Antes de receber os parceiros sociais que assinaram o acordo de concertação social, o primeiro-ministro, António Costa, esteve reunido com Arménio Carlos, da CGTP. Em seguida recebeu as confederações patronais e a central sindical UGT. No final, apenas Arménio Carlos falou, mas a TVI sabe que os patrões querem mais ajudas do Governo.

A CGTP considerou esta quarta-feira que a proposta do Governo para reduzir o Pagamento Especial por Conta (PEC) das pequenas e médias empresas, na sequência do chumbo da redução da TSU, "é uma solução para resolver um problema". 

"O primeiro-ministro, António Costa, transmitiu-nos uma única proposta, a redução do PEC para as pequenas e médias empresas, que não visa compensar o aumento do salário mínimo nacional (SMN), mas sim ir ao encontro das preocupações manifestadas por todos os partidos em responder às necessidades" dos pequenos médios empresários, disse à Lusa o secretário-geral da CGTP, Arménio Carlos.

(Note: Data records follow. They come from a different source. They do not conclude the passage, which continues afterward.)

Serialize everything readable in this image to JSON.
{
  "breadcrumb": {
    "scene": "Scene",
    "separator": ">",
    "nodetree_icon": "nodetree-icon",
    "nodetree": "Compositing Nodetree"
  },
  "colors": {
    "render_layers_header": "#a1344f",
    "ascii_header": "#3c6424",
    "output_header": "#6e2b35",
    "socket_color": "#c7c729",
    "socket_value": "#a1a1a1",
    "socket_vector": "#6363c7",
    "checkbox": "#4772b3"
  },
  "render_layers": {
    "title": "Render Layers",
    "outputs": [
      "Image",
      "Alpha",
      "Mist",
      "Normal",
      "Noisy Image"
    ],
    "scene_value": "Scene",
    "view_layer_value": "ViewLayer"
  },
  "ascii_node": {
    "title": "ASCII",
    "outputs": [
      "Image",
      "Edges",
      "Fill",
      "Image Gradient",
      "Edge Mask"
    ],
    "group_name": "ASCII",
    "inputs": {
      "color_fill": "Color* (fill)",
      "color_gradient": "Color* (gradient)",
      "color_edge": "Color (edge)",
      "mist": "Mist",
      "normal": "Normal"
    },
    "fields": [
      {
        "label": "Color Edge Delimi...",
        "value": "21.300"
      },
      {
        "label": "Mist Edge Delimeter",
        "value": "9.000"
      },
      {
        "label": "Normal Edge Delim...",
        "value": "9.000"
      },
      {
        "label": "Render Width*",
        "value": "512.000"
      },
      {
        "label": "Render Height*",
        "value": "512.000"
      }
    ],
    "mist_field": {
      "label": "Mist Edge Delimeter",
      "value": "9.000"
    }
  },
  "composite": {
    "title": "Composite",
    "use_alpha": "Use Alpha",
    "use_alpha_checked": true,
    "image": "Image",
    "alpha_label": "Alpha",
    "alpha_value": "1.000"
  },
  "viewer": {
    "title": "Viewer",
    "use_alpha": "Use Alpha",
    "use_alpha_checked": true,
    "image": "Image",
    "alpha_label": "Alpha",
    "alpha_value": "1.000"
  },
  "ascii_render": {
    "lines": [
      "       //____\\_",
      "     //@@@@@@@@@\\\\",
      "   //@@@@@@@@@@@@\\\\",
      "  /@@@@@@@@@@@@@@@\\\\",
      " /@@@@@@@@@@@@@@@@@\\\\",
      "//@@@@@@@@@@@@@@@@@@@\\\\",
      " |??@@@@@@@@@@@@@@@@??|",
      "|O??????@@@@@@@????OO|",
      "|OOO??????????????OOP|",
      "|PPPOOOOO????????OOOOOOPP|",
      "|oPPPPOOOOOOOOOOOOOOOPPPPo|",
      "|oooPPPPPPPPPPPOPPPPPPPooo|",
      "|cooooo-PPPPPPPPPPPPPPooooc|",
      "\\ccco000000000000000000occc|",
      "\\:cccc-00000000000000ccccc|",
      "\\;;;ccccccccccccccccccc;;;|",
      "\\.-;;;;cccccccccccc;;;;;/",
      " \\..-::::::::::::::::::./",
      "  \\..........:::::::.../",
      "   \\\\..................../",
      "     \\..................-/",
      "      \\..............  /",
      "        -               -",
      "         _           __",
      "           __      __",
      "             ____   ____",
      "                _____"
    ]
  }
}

A CGTP abandonou o palácio de São Bento pelas 19:40, mas o primeiro-ministro, António Costa, continuou reunido, por mais algumas horas, com as confederações patronais e com a central sindical UGT.

A reunião aconteceu após o PSD, o Bloco de Esquerda, o PCP e o PEV terem revogado no parlamento o decreto do Governo que previa uma descida temporária da TSU dos empregadores em 1,25 pontos percentuais como compensação pelo aumento do salário mínimo nacional para os 557 euros em 2017.

Patrões querem mais que redução do PEC

Entretanto, segundo informações recolhidas pela TVI, a redução do Pagamento Especial por Conta não deverá ser suficiente para os patrões como alternativa à TSU. Para aumentar o salário mínimo nacional eles querem mais.

Alem da redução do PEC, os patrões querem outras ajudas do Governo. Entre as propostas apresentadas estarão: a redução de custos de energia e de juros dos créditos, mais dinheiro para formação profissional e uma reestruturação do fundo de compensação, que permite indemnizações mais baixas em caso de despedimento.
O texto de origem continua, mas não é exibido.